I gotta do something about them day nights.

I was just walking home from the store, bopping down the street at 11 PM, a time that I grew up believing was a sensible time to be in bed. 1 AM used to be alien terrain, exotic, strange. 2 AM – well, that might as well have been a million o’clock. It was like the furthest frontier. The night might have gone on forever beyond that, for all I knew, ending only when the last human had decided to go to bed before we could all wake up in the daylight again.

Nowadays the small hours of the morning are familiar to me. More than familiar – ordinary, 1 AM no more mysterious than 1 in the afternoon (and probably not as mysterious as 10 AM, a time I haven’t seen in many months but that somehow still fails to hold a fascination for me.) Even 4 AM is pedestrian. I call it the “day nights”. It’s just another part of the day. If you’re up long enough, it becomes literally day again, and what once seemed the endless rolling mystery of night is revealed to be nothing more than the day going slack for a while, drooping into in a bucket of dark water, but soon enough pulled taut again. Sunrise doesn’t just break the magic spell – it announces that it was, after all, just a spell. Daylight shines even into the darkest recesses of the day nights.

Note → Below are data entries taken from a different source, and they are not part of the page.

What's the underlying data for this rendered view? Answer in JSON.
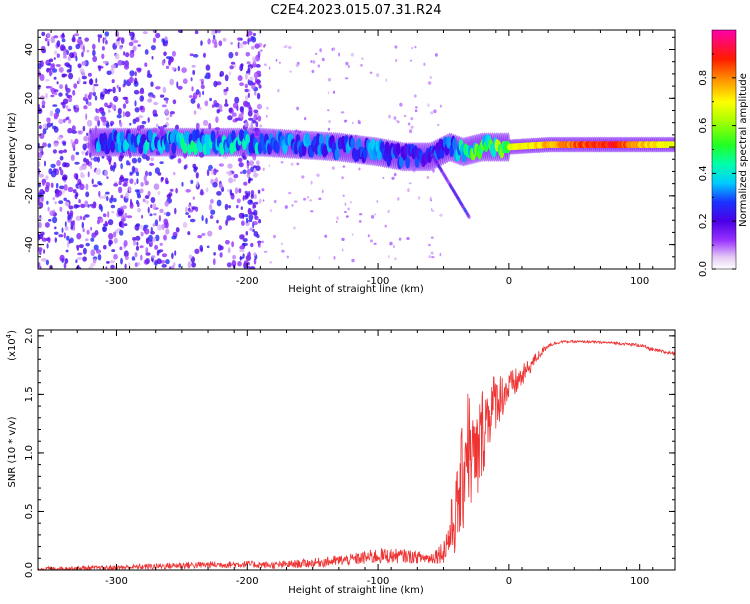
{
  "figure_title": "C2E4.2023.015.07.31.R24",
  "chart_data": [
    {
      "type": "heatmap",
      "title": "C2E4.2023.015.07.31.R24",
      "xlabel": "Height of straight line (km)",
      "ylabel": "Frequency (Hz)",
      "xlim": [
        -360,
        127
      ],
      "ylim": [
        -50,
        48
      ],
      "x_ticks": [
        -300,
        -200,
        -100,
        0,
        100
      ],
      "y_ticks": [
        -40,
        -20,
        0,
        20,
        40
      ],
      "grid": false,
      "colorbar": {
        "label": "Normalized spectral amplitude",
        "range": [
          0,
          1
        ],
        "ticks": [
          0.0,
          0.2,
          0.4,
          0.6,
          0.8
        ],
        "colormap": "rainbow"
      },
      "ridge": {
        "x": [
          -310,
          -280,
          -250,
          -220,
          -190,
          -160,
          -130,
          -100,
          -80,
          -60,
          -45,
          -35,
          -20,
          0,
          30,
          60,
          80,
          100,
          127
        ],
        "freq": [
          2,
          2,
          2,
          2,
          2,
          1,
          0,
          -2,
          -4,
          -4,
          0,
          -2,
          0,
          0,
          1,
          1,
          1,
          1,
          1
        ],
        "amplitude": [
          0.35,
          0.4,
          0.45,
          0.45,
          0.4,
          0.35,
          0.35,
          0.35,
          0.3,
          0.3,
          0.35,
          0.5,
          0.6,
          0.7,
          0.8,
          0.9,
          0.95,
          0.8,
          0.7
        ]
      }
    },
    {
      "type": "line",
      "xlabel": "Height of straight line (km)",
      "ylabel": "SNR (10 * v/v)",
      "y_multiplier": "(x10",
      "y_multiplier_exp": "4",
      "y_multiplier_close": ")",
      "xlim": [
        -360,
        127
      ],
      "ylim": [
        0,
        2.05
      ],
      "x_ticks": [
        -300,
        -200,
        -100,
        0,
        100
      ],
      "y_ticks": [
        "0.0",
        "0.5",
        "1.0",
        "1.5",
        "2.0"
      ],
      "color": "#ee3333",
      "series": [
        {
          "x": [
            -360,
            -300,
            -250,
            -200,
            -180,
            -150,
            -120,
            -100,
            -80,
            -60,
            -50,
            -45,
            -40,
            -35,
            -32,
            -30,
            -25,
            -20,
            -15,
            -10,
            -5,
            0,
            10,
            20,
            30,
            40,
            60,
            80,
            100,
            110,
            120,
            127
          ],
          "y": [
            0.01,
            0.02,
            0.04,
            0.05,
            0.04,
            0.06,
            0.09,
            0.12,
            0.12,
            0.1,
            0.16,
            0.3,
            0.5,
            0.8,
            1.2,
            1.0,
            0.9,
            1.2,
            1.35,
            1.45,
            1.5,
            1.55,
            1.65,
            1.8,
            1.92,
            1.95,
            1.95,
            1.94,
            1.92,
            1.88,
            1.86,
            1.85
          ],
          "noise_amplitude": [
            0.015,
            0.02,
            0.03,
            0.03,
            0.03,
            0.04,
            0.05,
            0.07,
            0.06,
            0.05,
            0.1,
            0.25,
            0.35,
            0.5,
            0.6,
            0.5,
            0.45,
            0.4,
            0.3,
            0.25,
            0.2,
            0.15,
            0.1,
            0.05,
            0.02,
            0.01,
            0.01,
            0.01,
            0.015,
            0.015,
            0.015,
            0.015
          ]
        }
      ]
    }
  ]
}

When I was a kid, I snuck out of the house a few times late at night, either by myself or with friends who had stayed over for the express purpose. I once ventured out into the unfathomable territory of 3:30 AM – alien, not as mars, perhaps, but as the arctic. It was a broad frontier. Now, it is no different than a trip to the cellar.

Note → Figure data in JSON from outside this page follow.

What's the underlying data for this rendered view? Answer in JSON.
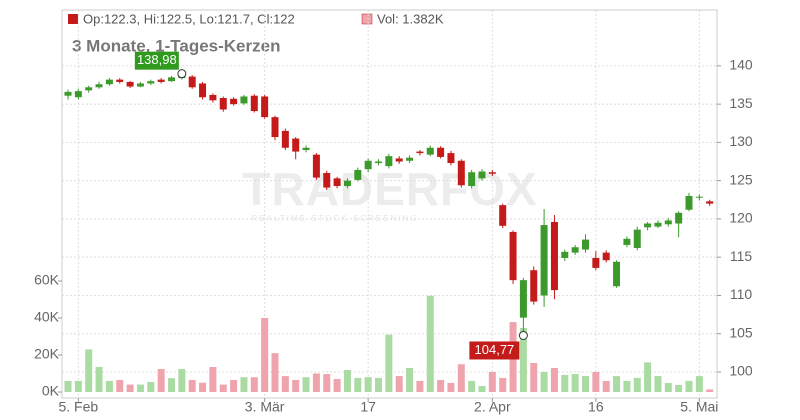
{
  "chart_data": {
    "type": "candlestick",
    "subtitle": "3 Monate, 1-Tages-Kerzen",
    "legend": {
      "ohlc": "Op:122.3, Hi:122.5, Lo:121.7, Cl:122",
      "volume": "Vol: 1.382K"
    },
    "watermark": {
      "brand": "TRADERFOX",
      "tagline": "REALTIME STOCK SCREENING"
    },
    "categories": [
      null,
      "5. Feb",
      null,
      null,
      null,
      null,
      null,
      null,
      null,
      null,
      null,
      null,
      null,
      null,
      null,
      null,
      null,
      null,
      null,
      "3. Mär",
      null,
      null,
      null,
      null,
      null,
      null,
      null,
      null,
      null,
      "17",
      null,
      null,
      null,
      null,
      null,
      null,
      null,
      null,
      null,
      null,
      null,
      "2. Apr",
      null,
      null,
      null,
      null,
      null,
      null,
      null,
      null,
      null,
      "16",
      null,
      null,
      null,
      null,
      null,
      null,
      null,
      null,
      null,
      "5. Mai",
      null
    ],
    "open": [
      136.1,
      135.9,
      136.8,
      137.2,
      137.6,
      138.2,
      137.9,
      137.3,
      137.7,
      138.2,
      138.0,
      138.4,
      138.6,
      137.7,
      136.2,
      135.8,
      135.7,
      135.1,
      136.1,
      136.0,
      133.3,
      131.5,
      130.5,
      129.0,
      128.4,
      126.0,
      125.3,
      124.3,
      125.1,
      126.5,
      127.3,
      126.9,
      127.9,
      127.6,
      128.8,
      128.4,
      129.3,
      128.6,
      127.6,
      124.3,
      125.3,
      126.1,
      121.8,
      118.3,
      107.1,
      113.3,
      110.0,
      119.6,
      114.9,
      115.6,
      116.0,
      114.9,
      115.6,
      111.2,
      116.6,
      116.2,
      118.9,
      119.0,
      119.3,
      119.4,
      121.2,
      122.8,
      122.3
    ],
    "high": [
      136.9,
      137.0,
      137.4,
      137.9,
      138.4,
      138.4,
      138.0,
      137.9,
      138.2,
      138.4,
      138.7,
      138.98,
      138.8,
      137.9,
      136.4,
      136.0,
      135.9,
      136.2,
      136.3,
      136.2,
      133.5,
      131.8,
      130.7,
      129.6,
      128.6,
      126.3,
      125.5,
      125.3,
      126.7,
      127.9,
      127.8,
      128.5,
      128.2,
      128.3,
      129.0,
      129.6,
      129.5,
      128.9,
      127.8,
      126.4,
      126.5,
      126.4,
      122.0,
      118.5,
      112.3,
      113.8,
      121.3,
      120.5,
      116.0,
      116.6,
      118.0,
      115.8,
      115.9,
      114.6,
      117.7,
      119.0,
      119.6,
      119.8,
      120.1,
      121.0,
      123.4,
      123.2,
      122.5
    ],
    "low": [
      135.6,
      135.6,
      136.5,
      137.0,
      137.4,
      137.7,
      137.1,
      137.2,
      137.5,
      137.7,
      137.9,
      138.2,
      137.0,
      135.6,
      135.2,
      134.0,
      134.8,
      134.9,
      133.9,
      133.1,
      130.3,
      129.0,
      127.8,
      128.7,
      125.1,
      123.8,
      124.0,
      124.0,
      124.9,
      126.1,
      127.0,
      126.6,
      127.2,
      127.3,
      128.3,
      128.2,
      127.9,
      127.0,
      124.1,
      124.0,
      125.0,
      125.6,
      118.8,
      111.5,
      104.77,
      108.8,
      108.5,
      109.5,
      114.5,
      115.3,
      115.6,
      113.3,
      114.3,
      111.0,
      116.3,
      115.9,
      118.5,
      118.8,
      119.0,
      117.6,
      121.0,
      122.4,
      121.7
    ],
    "close": [
      136.6,
      136.7,
      137.2,
      137.6,
      138.2,
      137.9,
      137.3,
      137.7,
      138.0,
      137.9,
      138.5,
      138.7,
      137.2,
      135.9,
      135.5,
      134.3,
      135.0,
      136.0,
      134.1,
      133.3,
      130.7,
      129.3,
      128.8,
      129.3,
      125.4,
      124.1,
      124.3,
      125.0,
      126.4,
      127.6,
      127.5,
      128.2,
      127.5,
      128.0,
      128.6,
      129.3,
      128.1,
      127.3,
      124.4,
      126.1,
      126.2,
      125.9,
      119.1,
      112.0,
      112.0,
      109.2,
      119.2,
      110.7,
      115.7,
      116.3,
      117.3,
      113.6,
      114.6,
      114.4,
      117.4,
      118.6,
      119.4,
      119.5,
      119.8,
      120.8,
      123.0,
      122.9,
      122.0
    ],
    "volume": [
      6,
      6,
      23,
      13.5,
      6,
      6.5,
      4,
      4,
      5.4,
      12.4,
      7.5,
      12.4,
      6.5,
      5,
      13.5,
      4,
      6.5,
      8,
      8,
      40,
      21,
      8.6,
      6.5,
      8,
      10,
      9.7,
      7,
      11.9,
      7.6,
      8,
      7.6,
      31,
      8.6,
      13,
      6,
      52,
      6.5,
      4.9,
      15,
      6,
      3.2,
      10.8,
      7.6,
      37.8,
      34.6,
      15.7,
      10.8,
      13,
      9.2,
      9.7,
      8.6,
      10.8,
      6,
      8.6,
      6,
      7.6,
      16,
      8.6,
      4.9,
      3.8,
      6,
      8.6,
      1.382
    ],
    "up_color": "#3c9a2c",
    "down_color": "#c41a1a",
    "volume_up_color": "#a9dba2",
    "volume_down_color": "#efa3ad",
    "ylim": [
      96.6,
      147.3
    ],
    "yticks": [
      100,
      105,
      110,
      115,
      120,
      125,
      130,
      135,
      140
    ],
    "volume_ylim": [
      -3.24,
      206.5
    ],
    "volume_yticks": [
      {
        "value": 0,
        "label": "0K"
      },
      {
        "value": 20,
        "label": "20K"
      },
      {
        "value": 40,
        "label": "40K"
      },
      {
        "value": 60,
        "label": "60K"
      }
    ],
    "grid": true,
    "high_label": "138,98",
    "low_label": "104,77"
  }
}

I had the experience once, as an adult. I had decided to catch a nightcap, last call at a nearby bar, at quarter after 1 in the morning. As I walked the few blocks to my watering hole, the neighborhood was quiet and still. Perhaps it was just that, or perhaps it was in conjunction with some inner psychological or chemical fluke, but suddenly, it all came flooding back. It was late night, that foreign land—past the frontier, well into the secret, wild territories of the 1 o’clock hour! Here there be tygers!

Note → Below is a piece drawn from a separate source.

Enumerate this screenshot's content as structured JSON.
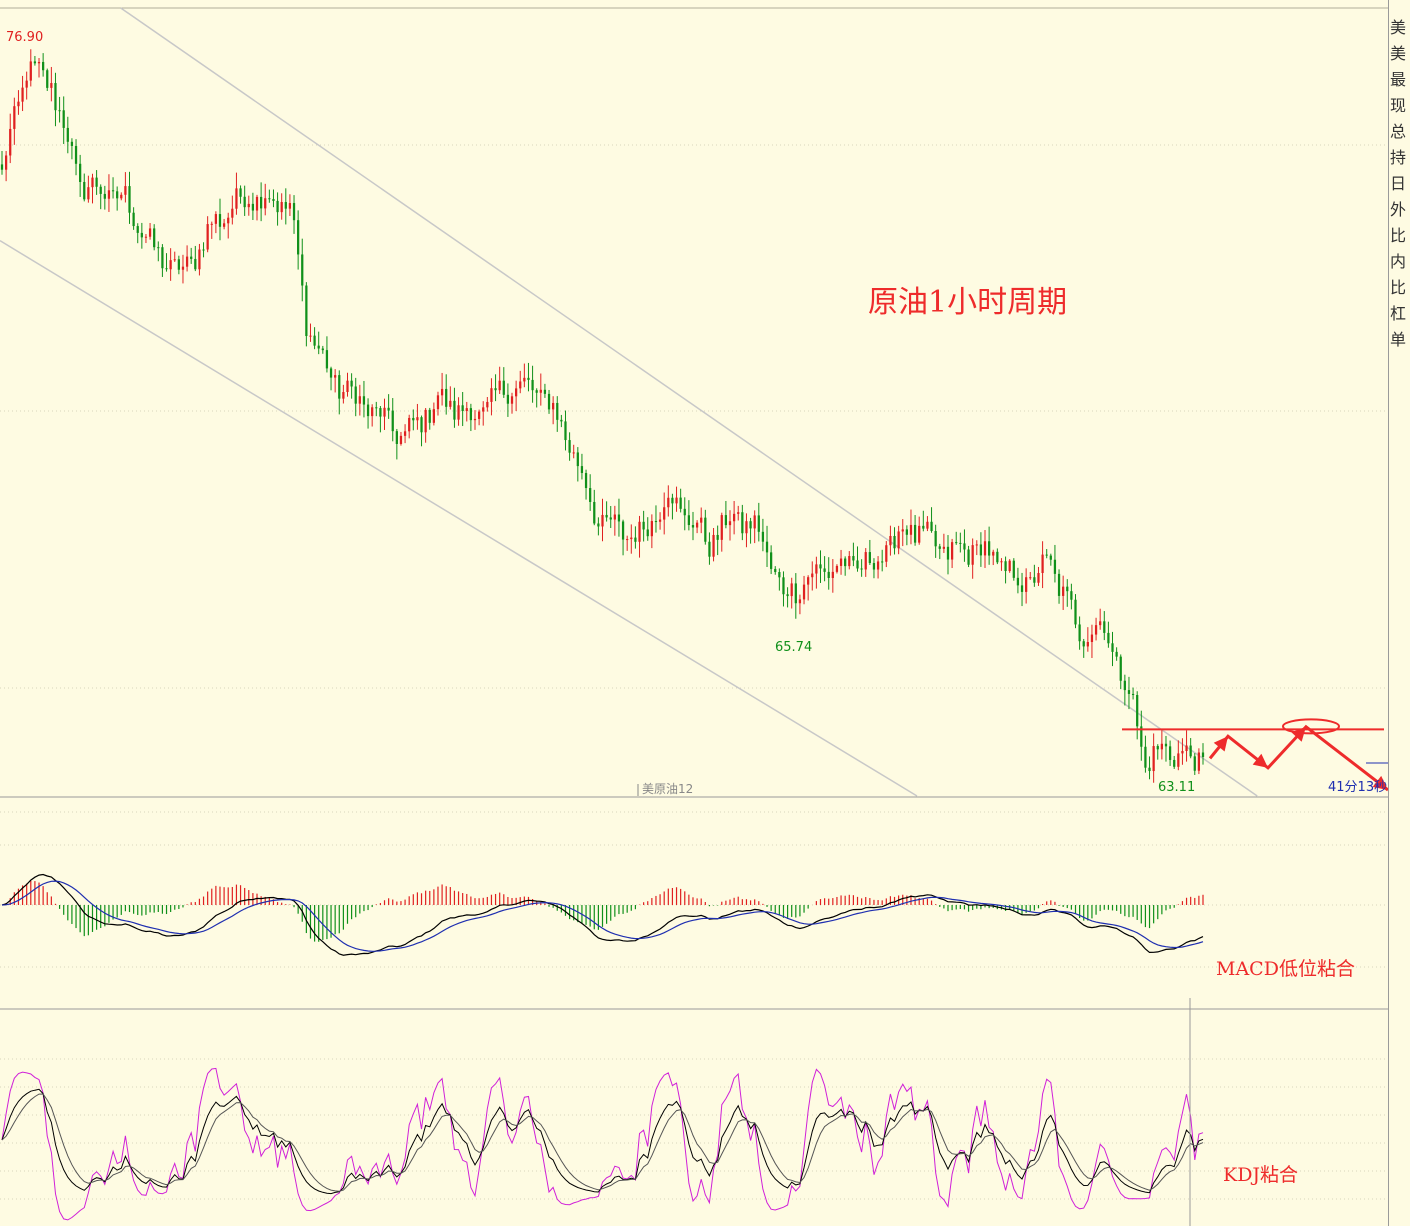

And I was on my way out! To a bar, to play with the adults in an adult outpost out in the wilds of 1:15 AM! I was delighted.

That was a rare exception. Once 4 AM became familiar to me, and sunrise mundane, the territory was charted, tame. I know the riverbed from shore to shore. 11 PM isn’t the last outpost of the known, it’s just 11 o’clock in the afternoon. And hence we have the day nights. There’s no beacon, no hidden land or hour out there far in the night, far into times that we don’t have a name for yet, which I might stay up later and later and still never find. Tygers don’t exist. Dawn always comes.

So, I gotta do something about them day nights, because, you know, the quintessence of romance lies in the beckoning. Once you’ve conquered the unknown you have familiarity and safety and comfort, and if you believe the world is a terrible place that may be all you need. I am a romantic, because I am, at significant cost to myself at times, an optimist – a cynical, scarred, and unfailing optimist, in that I always believe better things may lay awaiting discovery just a couple of steps into the unknown. And really, they don’t have to be. I just need for the potential to be there.


Note: This little bit of exposition is dedicated to Ray Bradbury, a longtime companion who I have never had the pleasure of meeting.